Das Buch endet mit gleich drei Schlussteilen, wobei der „Überblick“ eine Zusammenfassung wesentlicher Ergebnisse der Untersuchung bietet. In dem programmatisch mit „Was war Aufklärung“ überschriebenem zweiten Schlusskapitel werden diese Ergebnisse explizit in Beziehung zu einigen Forschungsfeldern gesetzt. Hier überzeugt unter anderem die konstruktive Auseinandersetzung mit Kosellecks Konzept der Verzeitlichung, wobei Fillafer betont, dass die Aufklärung die Grundlagen für ihre eigene Historisierung selbst geschaffen habe, die schon mit der Französischen Revolution einsetzte und zu einem Streit um deren Erbe bzw. Wertung wurde. Dezidiert wendet er sich gegen die Idee der Geschichtsmächtigkeit der „radikalen“ Aufklärung im Vergleich zu einer wenig ertragreichen „gemäßigten“ Aufklärung – ganz im Gegenteil hätte gerade Letztere bei genauerem Blick oftmals eine große innovative Kraft entfaltet. In der Zuspitzung finden sich Fillafers Positionen in dem letzten und kürzesten der drei Schlusskapitel, dem „Gesamtbild“. Hier stellt er heraus, dass nicht die Aufklärung die Französische Revolution hervorgebracht habe, sondern vielmehr umgekehrt aus den vielfältigen Aufklärungsströmungen durch und nach der Revolution ‚die‘ Aufklärung als Projekt der Moderne entworfen worden sei. So hätten sich „habitualisierte Aufklärung“ und „erinnerte Aufklärung“ (S. 525) entkoppelt – zwei Formulierungen, die im Hauptteil zur analytischen Präzisierung hätten beitragen können. Überzeugend wendet sich Fillafer gegen eine scharfe Scheidung von Aufklärung und Restauration, er zeigt vielmehr, dass diese Trennung eine Folge der Zurichtung des Aufklärungserbes seit der Französischen Revolution ist.

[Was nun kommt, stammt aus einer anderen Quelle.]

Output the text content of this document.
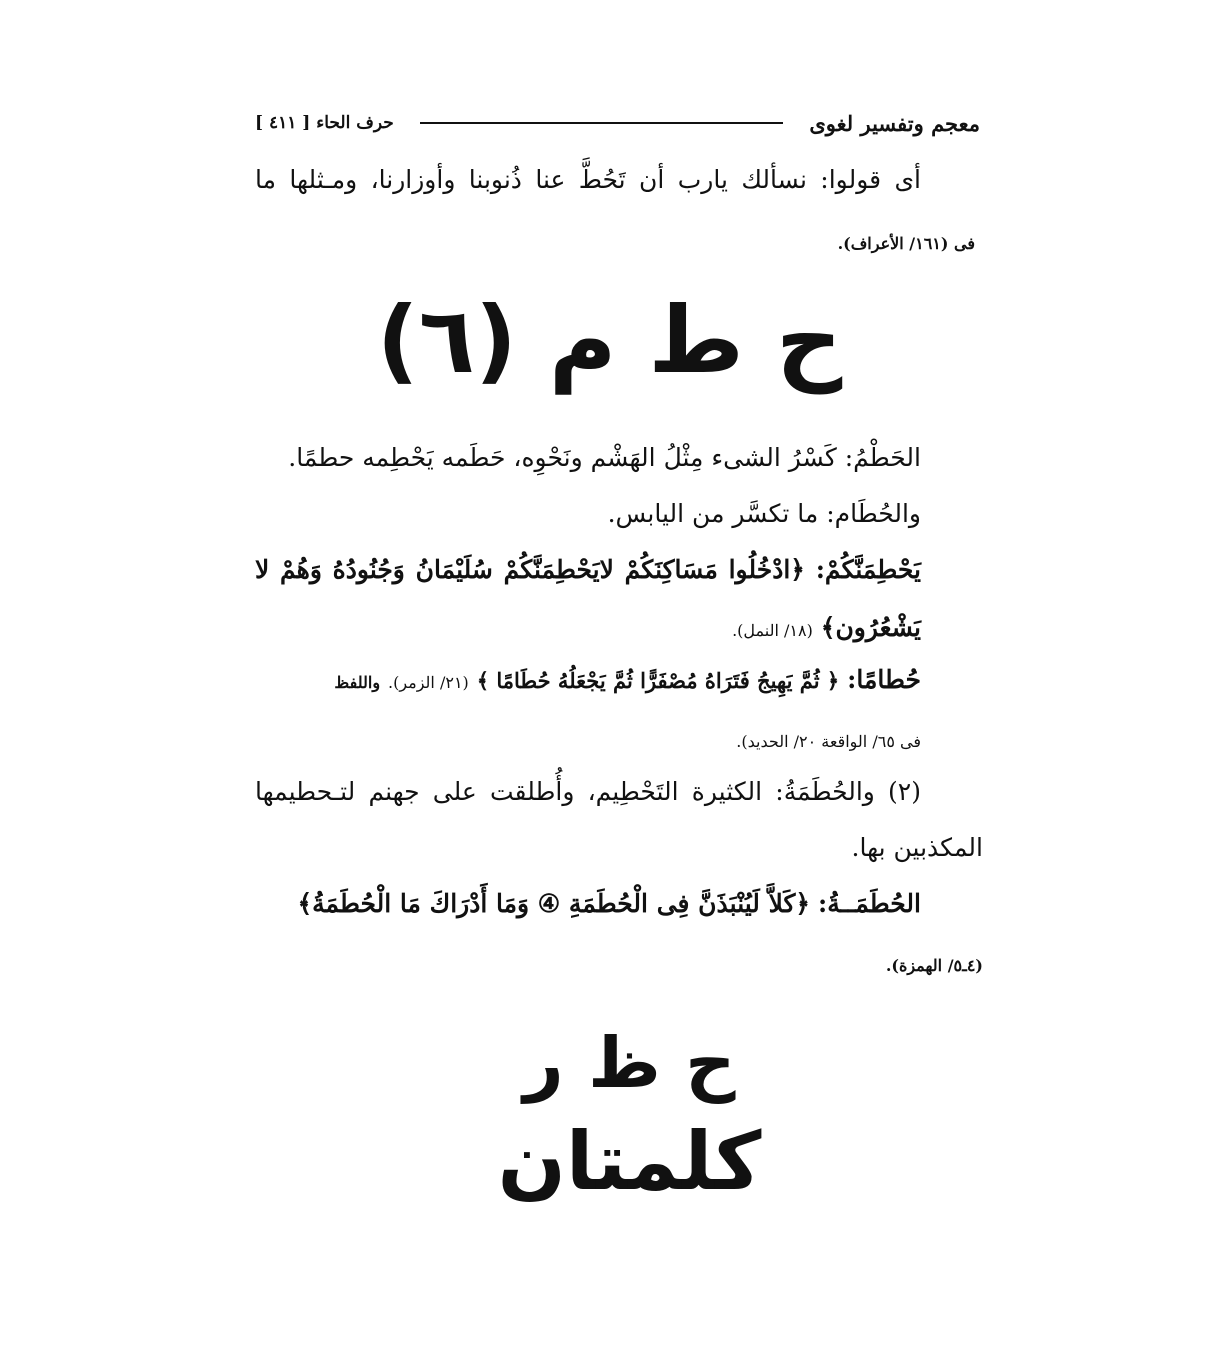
معجم وتفسير لغوى
حرف الحاء [ ٤١١ ]
أى قولوا: نسألك يارب أن تَحُطَّ عنا ذُنوبنا وأوزارنا، ومـثلها ما
فى (١٦١/ الأعراف).
ح ط م (٦)
الحَطْمُ: كَسْرُ الشىء مِثْلُ الهَشْم ونَحْوِه، حَطَمه يَحْطِمه حطمًا.
والحُطَام: ما تكسَّر من اليابس.
يَحْطِمَنَّكُمْ: ﴿ادْخُلُوا مَسَاكِنَكُمْ لايَحْطِمَنَّكُمْ سُلَيْمَانُ وَجُنُودُهُ وَهُمْ لا
يَشْعُرُون﴾ (١٨/ النمل).
حُطامًا: ﴿ ثُمَّ يَهِيجُ فَتَرَاهُ مُصْفَرًّا ثُمَّ يَجْعَلُهُ حُطَامًا ﴾ (٢١/ الزمر). واللفظ
فى ٦٥/ الواقعة ٢٠/ الحديد).
(٢) والحُطَمَةُ: الكثيرة التَحْطِيم، وأُطلقت على جهنم لتـحطيمها
المكذبين بها.
الحُطَمَــةُ: ﴿كَلاَّ لَيُنْبَذَنَّ فِى الْحُطَمَةِ ④ وَمَا أَدْرَاكَ مَا الْحُطَمَةُ﴾
(٤ـ٥/ الهمزة).
ح ظ ر
كلمتان
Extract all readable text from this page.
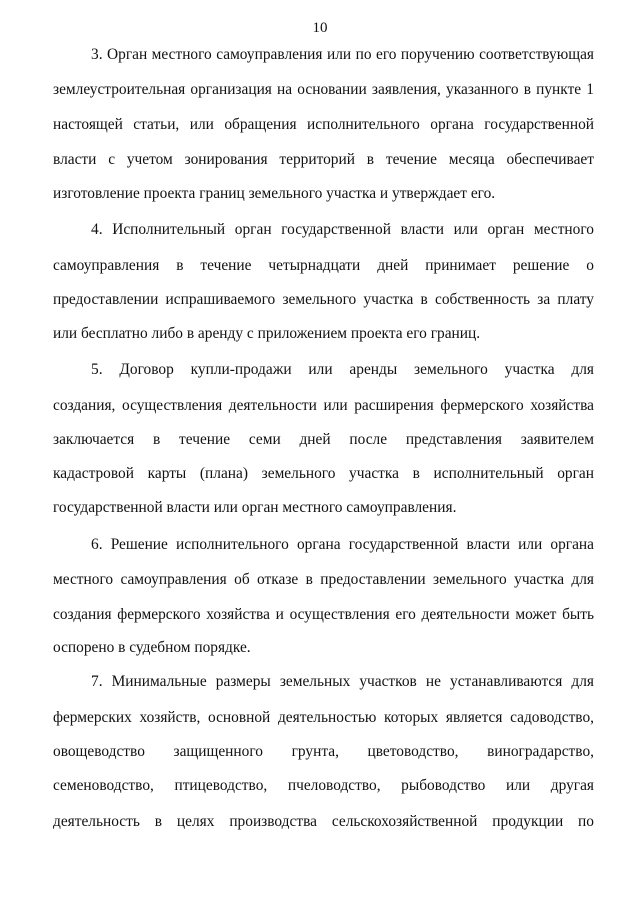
10
3. Орган местного самоуправления или по его поручению соответствующая
землеустроительная организация на основании заявления, указанного в пункте 1
настоящей статьи, или обращения исполнительного органа государственной
власти с учетом зонирования территорий в течение месяца обеспечивает
изготовление проекта границ земельного участка и утверждает его.
4. Исполнительный орган государственной власти или орган местного
самоуправления в течение четырнадцати дней принимает решение о
предоставлении испрашиваемого земельного участка в собственность за плату
или бесплатно либо в аренду с приложением проекта его границ.
5. Договор купли-продажи или аренды земельного участка для
создания, осуществления деятельности или расширения фермерского хозяйства
заключается в течение семи дней после представления заявителем
кадастровой карты (плана) земельного участка в исполнительный орган
государственной власти или орган местного самоуправления.
6. Решение исполнительного органа государственной власти или органа
местного самоуправления об отказе в предоставлении земельного участка для
создания фермерского хозяйства и осуществления его деятельности может быть
оспорено в судебном порядке.
7. Минимальные размеры земельных участков не устанавливаются для
фермерских хозяйств, основной деятельностью которых является садоводство,
овощеводство защищенного грунта, цветоводство, виноградарство,
семеноводство, птицеводство, пчеловодство, рыбоводство или другая
деятельность в целях производства сельскохозяйственной продукции по
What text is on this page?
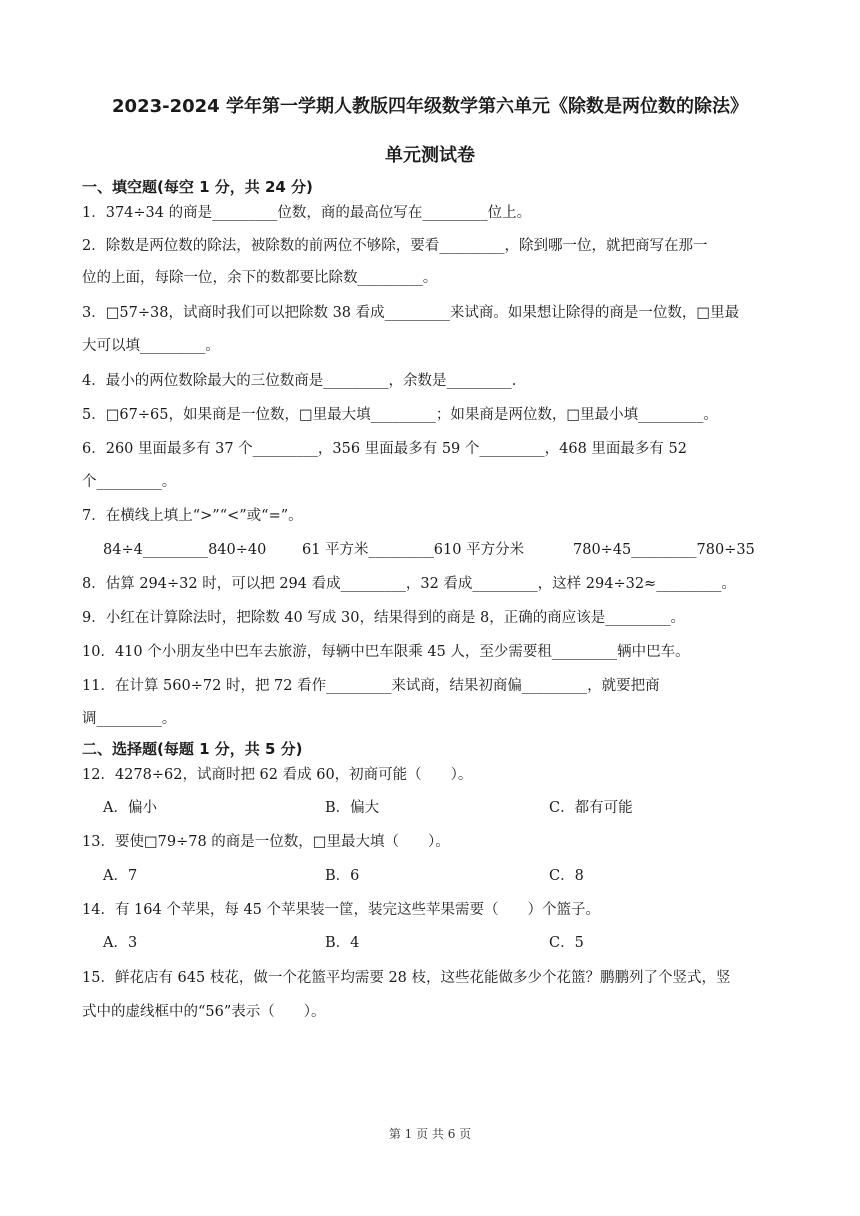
2023-2024 学年第一学期人教版四年级数学第六单元《除数是两位数的除法》
单元测试卷
一、填空题(每空 1 分，共 24 分)
1．374÷34 的商是_________位数，商的最高位写在_________位上。
2．除数是两位数的除法，被除数的前两位不够除，要看_________，除到哪一位，就把商写在那一
位的上面，每除一位，余下的数都要比除数_________。
3．□57÷38，试商时我们可以把除数 38 看成_________来试商。如果想让除得的商是一位数，□里最
大可以填_________。
4．最小的两位数除最大的三位数商是_________，余数是_________.
5．□67÷65，如果商是一位数，□里最大填_________；如果商是两位数，□里最小填_________。
6．260 里面最多有 37 个_________，356 里面最多有 59 个_________，468 里面最多有 52
个_________。
7．在横线上填上“>”“<”或“=”。
84÷4_________840÷40 61 平方米_________610 平方分米	780÷45_________780÷35
8．估算 294÷32 时，可以把 294 看成_________，32 看成_________，这样 294÷32≈_________。
9．小红在计算除法时，把除数 40 写成 30，结果得到的商是 8，正确的商应该是_________。
10．410 个小朋友坐中巴车去旅游，每辆中巴车限乘 45 人，至少需要租_________辆中巴车。
11．在计算 560÷72 时，把 72 看作_________来试商，结果初商偏_________，就要把商
调_________。
二、选择题(每题 1 分，共 5 分)
12．4278÷62，试商时把 62 看成 60，初商可能（　　）。
A．偏小	B．偏大	C．都有可能
13．要使□79÷78 的商是一位数，□里最大填（　　）。
A．7	B．6	C．8
14．有 164 个苹果，每 45 个苹果装一筐，装完这些苹果需要（　　）个篮子。
A．3	B．4	C．5
15．鲜花店有 645 枝花，做一个花篮平均需要 28 枝，这些花能做多少个花篮？鹏鹏列了个竖式，竖
式中的虚线框中的“56”表示（　　）。
第 1 页 共 6 页
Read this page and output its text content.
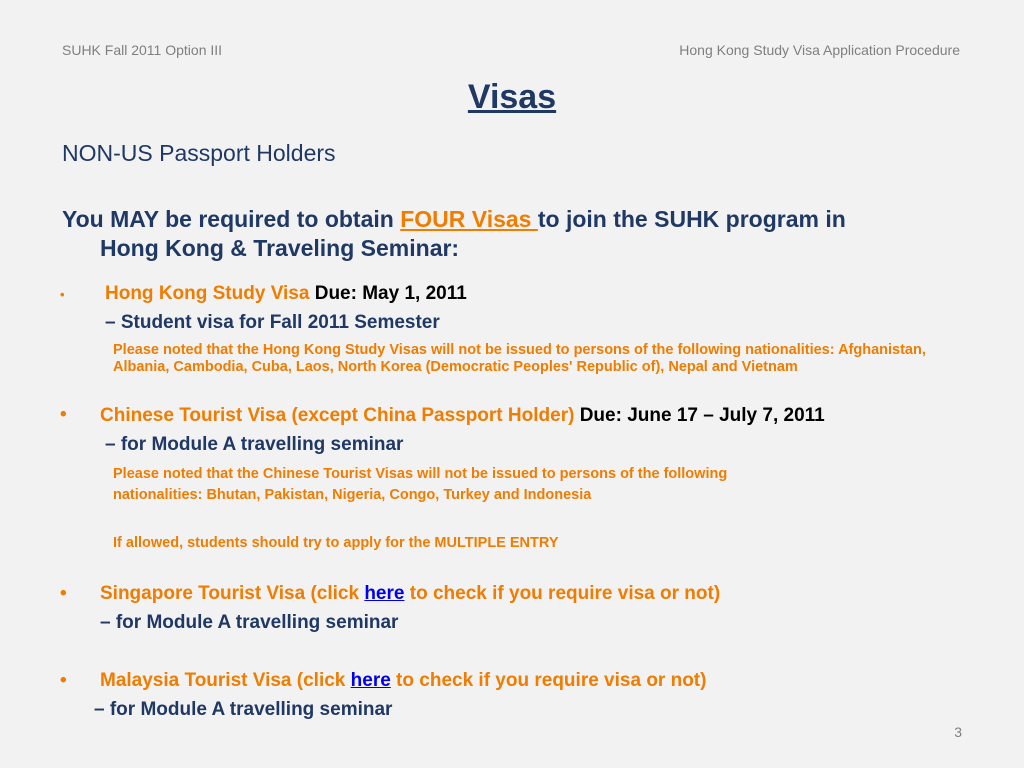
SUHK Fall 2011 Option III	Hong Kong Study Visa Application Procedure
Visas
NON-US Passport Holders
You MAY be required to obtain FOUR Visas to join the SUHK program in
Hong Kong & Traveling Seminar:
• Hong Kong Study Visa Due: May 1, 2011
– Student visa for Fall 2011 Semester
Please noted that the Hong Kong Study Visas will not be issued to persons of the following nationalities: Afghanistan,
Albania, Cambodia, Cuba, Laos, North Korea (Democratic Peoples' Republic of), Nepal and Vietnam
• Chinese Tourist Visa (except China Passport Holder) Due: June 17 – July 7, 2011
– for Module A travelling seminar
Please noted that the Chinese Tourist Visas will not be issued to persons of the following
nationalities: Bhutan, Pakistan, Nigeria, Congo, Turkey and Indonesia
If allowed, students should try to apply for the MULTIPLE ENTRY
• Singapore Tourist Visa (click here to check if you require visa or not)
– for Module A travelling seminar
• Malaysia Tourist Visa (click here to check if you require visa or not)
– for Module A travelling seminar
3
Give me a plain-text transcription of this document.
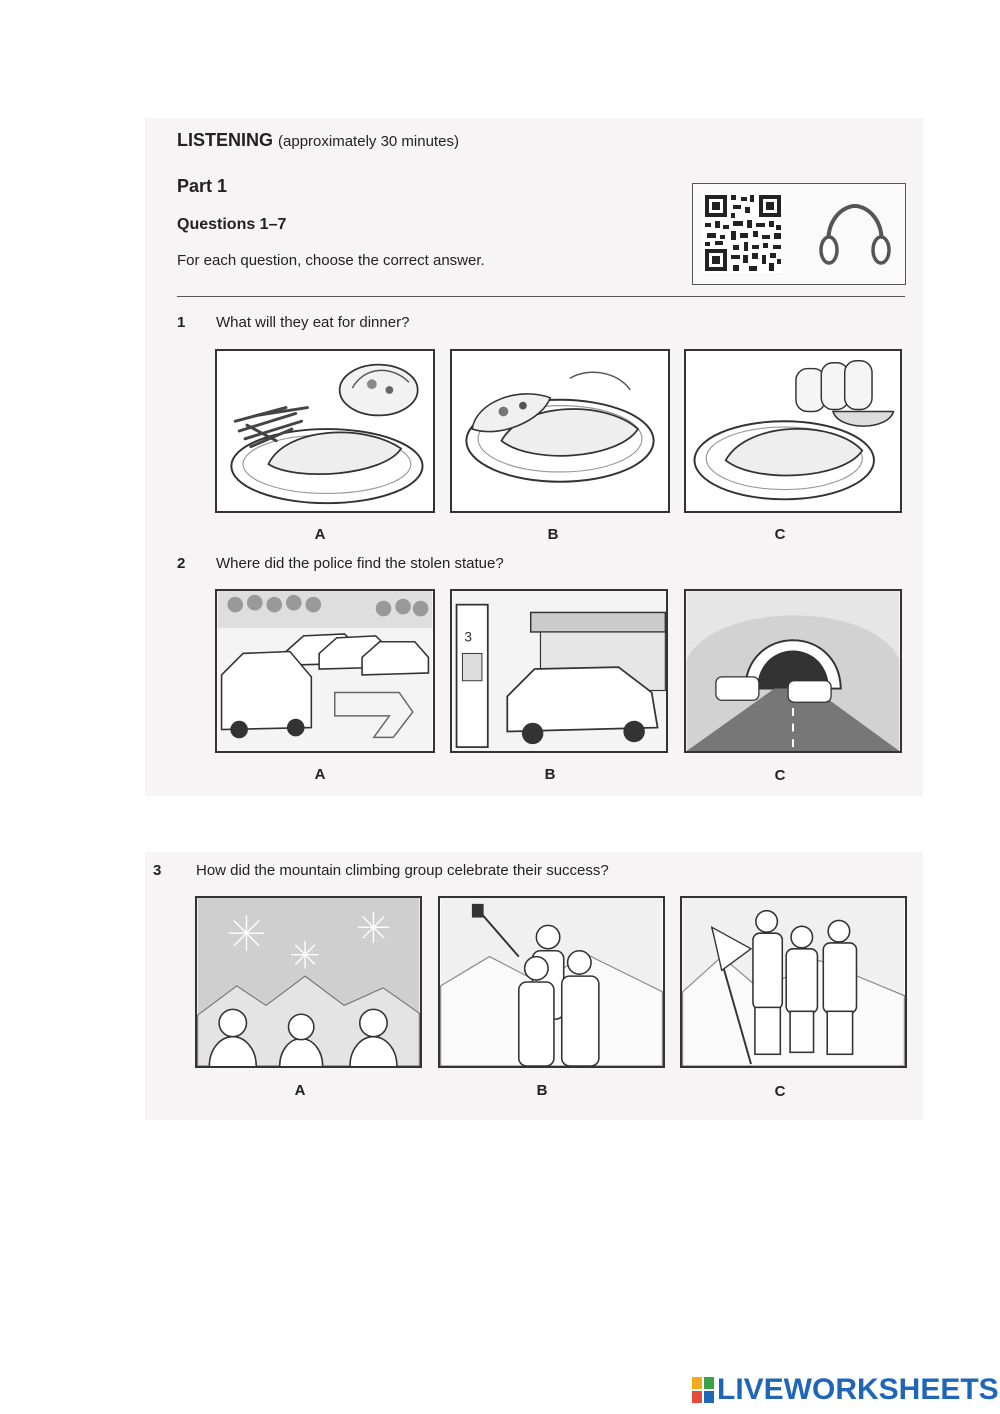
LISTENING (approximately 30 minutes)
Part 1
Questions 1–7
For each question, choose the correct answer.
1 What will they eat for dinner?
A	B	C
2 Where did the police find the stolen statue?
3
A	B	C
3 How did the mountain climbing group celebrate their success?
A	B	C
LIVEWORKSHEETS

In der Gesamtschau ist eine fulminante Studie zu konstatieren. Fillafer gelingt ein eindrucksvolles Gemälde der intellektuellen Entwicklungen der Habsburgermonarchie im Verlauf von rund 100 Jahren. Damit überwindet er überzeugend die überbetonte Zäsur ‚1800‘. Das wiederum führt jedoch dazu, dass die Konturen der behandelten Zeit am Anfang, vor allem jedoch am Ende sehr scharf akzentuiert werden. Sprachlich weiß die Arbeit vielfach zu brillieren. Die sprachgewaltige Wucht droht sich auf die lange Strecke jedoch etwas abzunutzen und erschwert in seltenen Fällen analytische Präzision. Auch das unkonkrete „man“ hätte vielleicht etwas weniger oft Verwendung finden dürfen. Inhaltlich hätte der Aspekt gelebter Praxis gegenüber gelehrten Diskussionen eventuell etwas stärker gewichtet werden können. Auch hätte der exemplarische oder paradigmatische Charakter einzelner Tiefenbohrungen noch besser begründet werden können. Aber all diese Punkte sind angesichts der enormen Breite und Qualität der Arbeit nur Marginalien. Denn zeitlich wird ein volles Jahrhundert behandelt, räumlich weiteste Teile der Monarchie abgedeckt; die Materialfülle an Archivalien und vor allem gedruckten Quellen ist außerordentlich, die Forschungsliteratur umfassend eingearbeitet. Die teils langen Fußnoten mögen vielleicht nicht überall als elegant gelten, ihre Lektüre lohnt sich aber häufig (beispielsweise S. 242 f., Fußnote 147) und eröffnet noch nuanciertere Deutungsebenen. In Summe liegt eine Studie vor, an deren Details oder auch ihren wesentlichen Thesen man sich reiben mag – vorbei kommt man aber an ihr bei der Beschäftigung mit der Habsburgermonarchie in der Sattelzeit mit Sicherheit für längere Zeit nicht.